As the utility's biggest hill of the year approaches the demand for power on the hottest summer days it will be relying heavily on the 180- mile line that runs between Carlin and Ely.
The 345,000-volt line allows for delivery of an additional 250 megawatts of electricity to northern Nevada.
That's a critical margin for Sierra Pacific Power, which expects to deliver about 1,700 megawatts on peak days this summer.
With the new line, Sierra Pacific can import about 1,000 megawatts.
(A megawatt is roughly enough to serve 650 homes.) The line is important, too, because it allows the region better access to the hydroelectric facilities of the Pacific Northwest.
Although this summer appears to be a scant year for Northwest hydropower, Smart said those facilities typically provide the least expensive power in the West.
As Sierra Pacific is able to import that power into the state, it relies less on more expensive power from other suppliers including its own generation.
Carolyn Cowan, transmission executive for Sierra Pacific Power, said the new line also will improve the reliability of the power grid in northern Nevada.
Typically, she said, utility officials like to see a system in which one major piece a generating plant, a big transmission line can go down without causing widespread outages.

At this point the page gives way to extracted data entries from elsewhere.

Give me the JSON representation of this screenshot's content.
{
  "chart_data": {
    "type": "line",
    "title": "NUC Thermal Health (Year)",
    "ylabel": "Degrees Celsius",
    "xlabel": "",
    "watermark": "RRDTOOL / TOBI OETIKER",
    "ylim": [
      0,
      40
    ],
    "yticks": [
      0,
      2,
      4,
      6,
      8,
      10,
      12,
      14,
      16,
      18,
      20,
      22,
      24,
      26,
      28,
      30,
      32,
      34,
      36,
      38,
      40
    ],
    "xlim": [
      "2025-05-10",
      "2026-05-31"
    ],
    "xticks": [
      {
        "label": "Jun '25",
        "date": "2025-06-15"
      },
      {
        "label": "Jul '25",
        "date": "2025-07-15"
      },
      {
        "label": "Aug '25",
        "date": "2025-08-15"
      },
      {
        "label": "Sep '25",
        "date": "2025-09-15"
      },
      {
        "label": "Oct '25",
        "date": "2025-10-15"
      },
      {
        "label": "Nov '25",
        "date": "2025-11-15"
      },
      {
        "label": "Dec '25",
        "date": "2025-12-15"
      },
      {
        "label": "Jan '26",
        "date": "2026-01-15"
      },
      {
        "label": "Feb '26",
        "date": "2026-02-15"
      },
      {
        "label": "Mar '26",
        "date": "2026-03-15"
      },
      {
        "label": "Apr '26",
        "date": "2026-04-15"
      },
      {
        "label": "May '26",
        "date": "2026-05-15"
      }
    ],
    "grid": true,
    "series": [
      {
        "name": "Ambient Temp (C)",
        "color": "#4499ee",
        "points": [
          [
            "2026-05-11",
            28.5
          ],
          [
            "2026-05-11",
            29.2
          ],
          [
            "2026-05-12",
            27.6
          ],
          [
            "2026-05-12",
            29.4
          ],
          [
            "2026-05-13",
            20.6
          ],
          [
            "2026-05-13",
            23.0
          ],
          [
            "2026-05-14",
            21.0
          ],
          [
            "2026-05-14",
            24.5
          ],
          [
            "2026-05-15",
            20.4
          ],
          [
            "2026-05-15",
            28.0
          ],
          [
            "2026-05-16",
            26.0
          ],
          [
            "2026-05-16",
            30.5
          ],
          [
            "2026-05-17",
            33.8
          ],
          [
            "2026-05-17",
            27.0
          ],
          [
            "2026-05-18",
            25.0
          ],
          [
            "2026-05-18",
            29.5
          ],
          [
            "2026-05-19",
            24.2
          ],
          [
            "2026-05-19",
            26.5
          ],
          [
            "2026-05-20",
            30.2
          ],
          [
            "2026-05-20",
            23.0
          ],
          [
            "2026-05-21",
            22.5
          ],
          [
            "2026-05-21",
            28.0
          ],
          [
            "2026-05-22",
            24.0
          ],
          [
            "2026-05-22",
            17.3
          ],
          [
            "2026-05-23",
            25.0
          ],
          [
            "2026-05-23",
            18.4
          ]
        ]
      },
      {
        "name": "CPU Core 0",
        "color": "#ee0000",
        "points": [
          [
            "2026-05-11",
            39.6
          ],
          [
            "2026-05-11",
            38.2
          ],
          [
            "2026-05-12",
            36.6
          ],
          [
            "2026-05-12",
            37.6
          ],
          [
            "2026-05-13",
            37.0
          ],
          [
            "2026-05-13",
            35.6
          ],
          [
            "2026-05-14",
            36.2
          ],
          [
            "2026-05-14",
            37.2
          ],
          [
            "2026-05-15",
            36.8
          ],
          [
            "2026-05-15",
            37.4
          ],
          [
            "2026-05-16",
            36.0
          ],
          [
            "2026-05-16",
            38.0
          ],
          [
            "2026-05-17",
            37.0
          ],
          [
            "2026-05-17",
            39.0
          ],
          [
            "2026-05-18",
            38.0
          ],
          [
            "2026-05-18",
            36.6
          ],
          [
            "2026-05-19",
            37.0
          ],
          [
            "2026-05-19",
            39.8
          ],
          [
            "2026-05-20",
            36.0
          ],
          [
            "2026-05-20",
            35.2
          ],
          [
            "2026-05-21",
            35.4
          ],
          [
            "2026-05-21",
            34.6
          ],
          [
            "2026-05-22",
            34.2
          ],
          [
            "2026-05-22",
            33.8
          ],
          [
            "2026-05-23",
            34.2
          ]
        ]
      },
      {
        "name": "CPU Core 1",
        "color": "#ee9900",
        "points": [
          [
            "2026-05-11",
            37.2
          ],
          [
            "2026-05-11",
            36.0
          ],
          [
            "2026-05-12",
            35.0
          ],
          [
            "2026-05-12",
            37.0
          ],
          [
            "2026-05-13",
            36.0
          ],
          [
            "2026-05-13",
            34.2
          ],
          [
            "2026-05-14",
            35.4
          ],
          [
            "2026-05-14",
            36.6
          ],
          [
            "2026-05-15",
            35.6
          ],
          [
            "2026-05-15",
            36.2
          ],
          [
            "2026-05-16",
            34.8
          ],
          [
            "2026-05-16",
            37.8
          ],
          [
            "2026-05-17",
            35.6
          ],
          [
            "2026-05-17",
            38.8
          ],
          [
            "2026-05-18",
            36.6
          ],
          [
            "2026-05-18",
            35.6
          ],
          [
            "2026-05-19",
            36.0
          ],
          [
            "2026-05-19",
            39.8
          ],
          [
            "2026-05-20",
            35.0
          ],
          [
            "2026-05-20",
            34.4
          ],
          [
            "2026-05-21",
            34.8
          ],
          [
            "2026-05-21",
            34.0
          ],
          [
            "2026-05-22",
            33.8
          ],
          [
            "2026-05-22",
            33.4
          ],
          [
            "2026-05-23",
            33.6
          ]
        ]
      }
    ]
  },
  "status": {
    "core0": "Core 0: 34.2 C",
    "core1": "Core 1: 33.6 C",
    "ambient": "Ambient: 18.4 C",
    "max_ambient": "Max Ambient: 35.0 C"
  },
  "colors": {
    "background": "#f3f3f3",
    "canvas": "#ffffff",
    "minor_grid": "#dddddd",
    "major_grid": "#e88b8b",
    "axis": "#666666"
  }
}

Already, Smart said, the new line across eastern Nevada picked up the slack when another major line went out of service in recent days.
The new line connects at the Nevada-Utah border with electric systems operated by PacifiCorp and the Los Angeles Department of Water and Power.
The $110 million transmission line was completed two weeks ahead of schedule.
Smart said cooperative weather played a large role in the early completion, and Sierra Pacific staff members still are calculating the savings from the early completion.
The line includes 735 steel towers ranging in height form 75 to 130 feet.
Each of the towers weighs between 13,000 and 23,000 pounds.
The power line, meanwhile, includes about 1,100 miles of aluminum wire.
The project also involved expansion of a substation near Ely.
That work included the installation of two transformers built by Va Tech Elin, an Austrian firm.
Each of the transformers weigh 332,000 pounds.
The new transmission line is the first for Sierra Pacific since 1998, when it began using a 165-mile line between Reno and Alturas, Calif.